The language here may reveal the weakness of the thought. What is philosophical layering? The layering might be there, but calling it philosophical does not make it so. What type of relationships are formed? And what is the symbiosis on various levels? I don’t think the artists themselves could answer the question.

Seems to me that all this is basically an attempt to make you feel like if you don’t understand the relationships it’s just because you don’t get IT.

Mostly it is a lot of sound and fury. Signifying . . .
a case of logorrhea, an ailment too often found in the art world.
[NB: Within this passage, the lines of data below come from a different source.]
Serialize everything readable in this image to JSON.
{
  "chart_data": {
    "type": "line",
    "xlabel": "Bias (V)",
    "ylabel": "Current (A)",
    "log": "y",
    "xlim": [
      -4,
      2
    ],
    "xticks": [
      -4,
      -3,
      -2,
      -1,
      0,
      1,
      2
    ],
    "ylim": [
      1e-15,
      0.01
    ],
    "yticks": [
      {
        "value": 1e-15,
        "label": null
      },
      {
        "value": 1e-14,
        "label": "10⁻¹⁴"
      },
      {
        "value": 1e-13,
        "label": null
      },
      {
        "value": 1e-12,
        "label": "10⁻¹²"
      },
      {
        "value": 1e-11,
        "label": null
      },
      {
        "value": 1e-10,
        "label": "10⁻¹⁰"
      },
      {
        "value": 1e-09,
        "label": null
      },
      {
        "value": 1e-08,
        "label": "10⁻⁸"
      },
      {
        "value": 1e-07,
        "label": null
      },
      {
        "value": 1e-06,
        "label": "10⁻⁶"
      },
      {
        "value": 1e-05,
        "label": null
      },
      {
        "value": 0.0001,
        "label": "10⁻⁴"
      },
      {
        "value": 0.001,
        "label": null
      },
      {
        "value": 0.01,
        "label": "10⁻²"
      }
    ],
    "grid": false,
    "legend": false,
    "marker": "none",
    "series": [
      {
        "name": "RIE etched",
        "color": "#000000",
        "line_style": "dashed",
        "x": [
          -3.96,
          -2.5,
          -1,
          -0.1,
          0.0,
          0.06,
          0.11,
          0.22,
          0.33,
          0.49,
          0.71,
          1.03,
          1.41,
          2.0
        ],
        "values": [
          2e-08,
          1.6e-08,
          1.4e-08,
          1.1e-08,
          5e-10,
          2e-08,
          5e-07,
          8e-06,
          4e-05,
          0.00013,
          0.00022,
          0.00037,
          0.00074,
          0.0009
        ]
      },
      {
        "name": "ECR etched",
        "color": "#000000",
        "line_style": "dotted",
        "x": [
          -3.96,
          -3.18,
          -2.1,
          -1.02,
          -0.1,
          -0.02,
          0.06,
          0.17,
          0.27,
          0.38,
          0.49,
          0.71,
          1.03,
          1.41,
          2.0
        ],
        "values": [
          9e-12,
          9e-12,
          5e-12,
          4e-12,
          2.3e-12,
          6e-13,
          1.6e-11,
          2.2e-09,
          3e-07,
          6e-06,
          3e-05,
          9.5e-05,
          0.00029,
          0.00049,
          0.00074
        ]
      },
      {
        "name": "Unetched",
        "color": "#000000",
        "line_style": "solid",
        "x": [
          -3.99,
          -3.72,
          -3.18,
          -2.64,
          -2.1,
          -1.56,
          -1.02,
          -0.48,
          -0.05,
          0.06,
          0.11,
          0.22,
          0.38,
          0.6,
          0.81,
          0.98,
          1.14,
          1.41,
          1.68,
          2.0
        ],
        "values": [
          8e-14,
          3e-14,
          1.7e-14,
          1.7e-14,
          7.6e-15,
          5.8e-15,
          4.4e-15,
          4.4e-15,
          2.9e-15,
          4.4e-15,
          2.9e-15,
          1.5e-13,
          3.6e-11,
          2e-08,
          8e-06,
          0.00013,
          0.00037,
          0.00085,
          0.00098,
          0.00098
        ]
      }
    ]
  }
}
What it all comes down to are the two types of people who attend exhibits. There are those that read the artist statement, puzzle over what it all means, but who take the works more seriously for the difficult words surrounding them. Then there are those of us who don’t even take a glance. If anything should do the talking it should be the paintings.

postclaimer: you may have noticed that there are no pics included. Laying aside obvious issues of copyright, I would point out that the whole point of the above ranting is the unfortunate reliance by artists nowadays, on the written word, the explication of text, rather than on the visual medium. Who needs pictures. They’re not the subject, just an illustration.

In and Out of Habit: A Collaboration ran from July7 – August 18, 2001 at Salt Lake’s Atrium Gallery. Artists involved in the collaboration were: Shawn Bitters, Sunnie Bybee, Janelle Howington, Ashley Knudsen, Jared Latimer, Casey Smith.

This article appeared in the September 2001 edition of 15 Bytes.

Kasey Boone is a native of Pittsburgh, Pennsylvania and has been living in Utah since 1990. He has a BA in French and Cultural Studies. He is a self-described “orphaned post-modernist.”